***
Hari ini hujan kembali menghampiriku di sudut paling tepi. Muncul tetiba dari larik puisiku yang sunyi. Lagi-lagi kau berdiri di sana. Bersikukuh, seakan hujan hari ini adalah hujan yang terakhir kali.
"Mengapa kau sangat menyukai hujan?" tanyaku ingin tahu.
"Suatu hari kau juga akan menyukainya," ucapmu sambil menari layaknya di atas panggung.
"Ah, yang kutahu, hujan memang cuma hujan," kilahku. "Seingatku, hujan tetap saja hanya hujan. Dengan atau tanpa hujan, bukankah waktu terus saja akan berputar?"
"Itu karena kau tak ingin memiliki kenangan tentangnya," bisikmu.
Aku melangkah menghampirimu. Membiarkan tubuhku basah bersamamu. "Ini hujan," ucapku seraya memetik sebutir hujan. "Lalu... kenangan apa yang sudah terperangkap di dalamnya? Haruskah aku memilih butiran paling kilau dan membingkainya untuk memukaumu?"

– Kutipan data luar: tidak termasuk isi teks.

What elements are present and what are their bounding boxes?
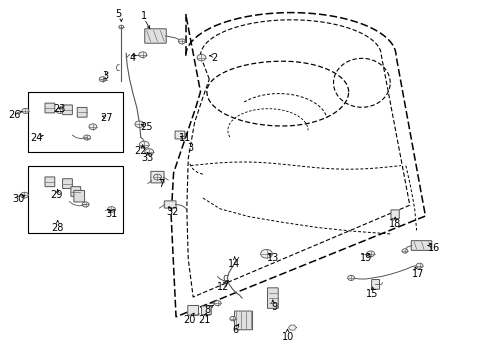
FancyBboxPatch shape <box>144 29 166 43</box>
FancyBboxPatch shape <box>45 103 55 113</box>
Text: 2: 2 <box>211 53 217 63</box>
Text: 19: 19 <box>359 253 371 264</box>
FancyBboxPatch shape <box>74 190 84 202</box>
Circle shape <box>135 121 143 127</box>
Text: 3: 3 <box>102 71 108 81</box>
FancyBboxPatch shape <box>150 171 164 183</box>
Text: 30: 30 <box>12 194 25 204</box>
FancyBboxPatch shape <box>62 179 72 189</box>
Circle shape <box>99 77 106 82</box>
Text: 8: 8 <box>204 305 210 315</box>
Bar <box>28 166 123 233</box>
Circle shape <box>415 263 422 268</box>
FancyBboxPatch shape <box>175 131 184 139</box>
Text: 21: 21 <box>198 315 210 325</box>
Bar <box>28 92 123 152</box>
Text: 18: 18 <box>388 219 401 229</box>
Circle shape <box>139 52 146 58</box>
Polygon shape <box>288 325 296 330</box>
Text: 29: 29 <box>50 190 62 200</box>
Circle shape <box>20 192 28 198</box>
Circle shape <box>82 202 89 207</box>
FancyBboxPatch shape <box>164 201 176 208</box>
Text: 17: 17 <box>411 269 424 279</box>
Text: 5: 5 <box>115 9 121 19</box>
Circle shape <box>144 149 153 155</box>
Text: 33: 33 <box>141 153 154 163</box>
FancyBboxPatch shape <box>45 177 55 186</box>
Circle shape <box>401 249 407 253</box>
Text: 22: 22 <box>134 146 147 156</box>
Text: 26: 26 <box>8 110 21 120</box>
Circle shape <box>260 249 272 258</box>
Text: 23: 23 <box>53 104 66 114</box>
Text: 20: 20 <box>183 315 196 325</box>
Circle shape <box>83 135 90 140</box>
Circle shape <box>214 301 221 306</box>
Circle shape <box>119 25 123 29</box>
Text: 12: 12 <box>216 282 229 292</box>
FancyBboxPatch shape <box>371 279 379 289</box>
FancyBboxPatch shape <box>187 305 198 315</box>
Text: 11: 11 <box>178 132 191 143</box>
Text: 6: 6 <box>232 325 238 336</box>
FancyBboxPatch shape <box>410 240 431 251</box>
FancyBboxPatch shape <box>77 107 87 117</box>
Text: 4: 4 <box>130 53 136 63</box>
Text: 10: 10 <box>282 332 294 342</box>
Text: 14: 14 <box>227 258 240 269</box>
Circle shape <box>366 251 374 257</box>
Circle shape <box>229 316 235 321</box>
Text: 7: 7 <box>158 179 164 189</box>
FancyBboxPatch shape <box>62 105 72 114</box>
Text: 32: 32 <box>165 207 178 217</box>
Text: 27: 27 <box>100 113 113 123</box>
FancyBboxPatch shape <box>267 288 278 308</box>
FancyBboxPatch shape <box>390 210 399 219</box>
Circle shape <box>22 108 29 113</box>
Text: 16: 16 <box>427 243 440 253</box>
Text: 31: 31 <box>105 209 118 219</box>
Text: 3: 3 <box>187 143 193 153</box>
Text: 25: 25 <box>140 122 153 132</box>
Circle shape <box>178 39 185 44</box>
FancyBboxPatch shape <box>71 186 81 197</box>
Circle shape <box>197 54 205 61</box>
Text: 13: 13 <box>266 253 279 264</box>
Circle shape <box>347 275 354 280</box>
Circle shape <box>107 207 115 212</box>
Text: 15: 15 <box>366 289 378 300</box>
Text: 9: 9 <box>271 302 277 312</box>
Text: 1: 1 <box>141 11 147 21</box>
FancyBboxPatch shape <box>234 311 252 330</box>
Circle shape <box>153 174 161 180</box>
FancyBboxPatch shape <box>201 306 211 315</box>
Circle shape <box>89 124 97 130</box>
Circle shape <box>56 108 63 113</box>
Text: 24: 24 <box>30 132 43 143</box>
Text: 28: 28 <box>51 222 64 233</box>
Circle shape <box>139 141 149 148</box>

Kau menatapku. "Lalu, salahkah hujan?" sendumu. "Kau acapkali menuliskan puisi tentang hujan yang membuatku heran. Lariknya melulu cemburu bermazhabkan kekosongan," lanjutmu pilu.

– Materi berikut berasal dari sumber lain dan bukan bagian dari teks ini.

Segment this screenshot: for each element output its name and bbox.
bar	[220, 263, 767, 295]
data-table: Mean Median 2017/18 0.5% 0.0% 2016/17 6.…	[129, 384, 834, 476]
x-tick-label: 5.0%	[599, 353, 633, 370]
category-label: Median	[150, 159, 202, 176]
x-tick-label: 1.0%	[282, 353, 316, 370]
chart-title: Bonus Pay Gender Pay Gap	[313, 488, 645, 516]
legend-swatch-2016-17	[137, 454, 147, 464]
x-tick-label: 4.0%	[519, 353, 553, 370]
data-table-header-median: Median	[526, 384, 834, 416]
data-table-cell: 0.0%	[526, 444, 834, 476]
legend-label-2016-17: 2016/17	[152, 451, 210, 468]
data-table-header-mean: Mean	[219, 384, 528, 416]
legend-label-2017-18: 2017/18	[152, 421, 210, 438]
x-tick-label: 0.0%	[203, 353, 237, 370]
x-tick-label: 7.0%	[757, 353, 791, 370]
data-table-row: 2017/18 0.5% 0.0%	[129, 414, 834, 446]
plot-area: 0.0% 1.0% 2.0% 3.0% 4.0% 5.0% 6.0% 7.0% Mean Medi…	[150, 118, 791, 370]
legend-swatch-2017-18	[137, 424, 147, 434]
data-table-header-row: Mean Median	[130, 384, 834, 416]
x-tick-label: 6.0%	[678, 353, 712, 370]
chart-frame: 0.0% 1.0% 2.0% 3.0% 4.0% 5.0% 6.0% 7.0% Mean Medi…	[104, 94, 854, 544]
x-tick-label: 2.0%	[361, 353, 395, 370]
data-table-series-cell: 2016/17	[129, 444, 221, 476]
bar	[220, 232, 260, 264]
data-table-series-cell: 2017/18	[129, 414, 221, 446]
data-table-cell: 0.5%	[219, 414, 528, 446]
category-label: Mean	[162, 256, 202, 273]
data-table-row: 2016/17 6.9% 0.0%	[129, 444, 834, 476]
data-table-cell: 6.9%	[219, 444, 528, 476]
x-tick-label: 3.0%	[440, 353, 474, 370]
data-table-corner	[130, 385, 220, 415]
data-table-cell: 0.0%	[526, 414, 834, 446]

Diam-diam kutatap hujan yang menggumpal di matamu. Lekat. Erat. Kurasakan hujan yang sama di pendar pandangku. "Maafkan aku karena berulangkali mengingkari hatiku."
Sepasang lenganmu menggelayuti pundakku. "Haruskah kau terus mengingkarinya?"
Kubelai rambutmu. "Dia hadir lebih dulu," ucapku tertunduk kalah.